While residents were in favor of McNeil stepping into the mayoral role, they were divided in selecting the two councilors to fill the open seats. Scott Hoke did not run for re-election but Phil Forseth did; however, he was edged out by 15 votes.
“With the current council having nearly 70 years of experience, the next council will begin with just 8 years of experience,” McNeil stated in a post on his website www.timmcneil.com. “There will be many hard choices, and lots of learning to do.

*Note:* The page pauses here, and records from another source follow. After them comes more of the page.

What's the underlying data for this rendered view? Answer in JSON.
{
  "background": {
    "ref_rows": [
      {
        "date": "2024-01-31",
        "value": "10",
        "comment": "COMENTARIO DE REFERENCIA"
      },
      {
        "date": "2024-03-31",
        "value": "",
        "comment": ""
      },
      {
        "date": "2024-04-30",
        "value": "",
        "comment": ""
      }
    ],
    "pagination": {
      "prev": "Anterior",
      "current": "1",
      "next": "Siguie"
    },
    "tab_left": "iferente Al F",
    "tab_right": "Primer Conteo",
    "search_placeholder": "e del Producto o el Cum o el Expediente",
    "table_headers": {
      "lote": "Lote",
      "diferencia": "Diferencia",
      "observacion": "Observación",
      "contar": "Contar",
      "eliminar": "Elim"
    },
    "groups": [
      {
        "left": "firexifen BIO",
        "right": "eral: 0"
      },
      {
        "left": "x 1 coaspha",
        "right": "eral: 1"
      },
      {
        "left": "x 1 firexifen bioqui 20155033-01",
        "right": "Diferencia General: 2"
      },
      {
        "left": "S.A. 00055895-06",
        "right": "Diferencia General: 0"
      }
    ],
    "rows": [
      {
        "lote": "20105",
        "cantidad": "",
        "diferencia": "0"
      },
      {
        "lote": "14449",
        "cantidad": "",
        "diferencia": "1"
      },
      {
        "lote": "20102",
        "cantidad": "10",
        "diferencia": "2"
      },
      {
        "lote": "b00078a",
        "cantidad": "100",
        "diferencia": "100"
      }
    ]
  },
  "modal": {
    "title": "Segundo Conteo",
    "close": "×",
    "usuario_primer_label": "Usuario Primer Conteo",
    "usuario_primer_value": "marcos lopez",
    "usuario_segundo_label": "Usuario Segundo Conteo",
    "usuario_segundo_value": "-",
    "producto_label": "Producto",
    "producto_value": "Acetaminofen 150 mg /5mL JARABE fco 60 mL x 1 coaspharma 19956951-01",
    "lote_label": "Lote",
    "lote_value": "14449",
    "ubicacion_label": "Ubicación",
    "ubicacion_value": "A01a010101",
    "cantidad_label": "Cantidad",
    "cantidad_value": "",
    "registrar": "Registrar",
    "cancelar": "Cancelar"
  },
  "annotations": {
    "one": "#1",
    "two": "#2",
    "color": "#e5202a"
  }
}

We will have to see how many promises were made, and how many can be kept.”
Looking ahead, McNeil says he has studied the campaigns of all the candidates and has come up with a set of unifying priorities for the council which include: move forward with the interchange in a fiscally sound manner; examine the budget and make sure our spending and debt are sustainable and reachable when compared to neighboring cities; reach out to the business and building communities to find ways to make Dayton more inviting; and ensure Dayton can maintain a rural feel as long as possible while still promoting growth.
He adds a fifth priority, which seems to be a demonstrated strength in his skill set: make sure our communication with residents is proactive, not reactive.
McNeil said the current council implements many of these priorities already.
He would also like to have the council and staff participate in a goal-setting session based on these priorities.
“Obviously one person alone cannot do anything on a council of five people, even if that one person is the mayor,” said McNeil. “With a group that can agree on the boarder goals, I would expect great things, even with the limited resources the current economy has given us.”
While Champlin has seen more development and is working on refining its business community and redeveloping Mississippi Crossings into what could be a signature locale for the city, Dayton is facing the challenges of balancing their small town qualities with the need to be prepared for development. Many of the issues facing these communities are different; however, both Nelson and McNeil will lead councils with new members who will experience a learning curve over the next couple of years. Both mayors will step into roles armed with experience, which they will need to continue to navigate the priorities for each city and the challenges that may arise in the coming two years.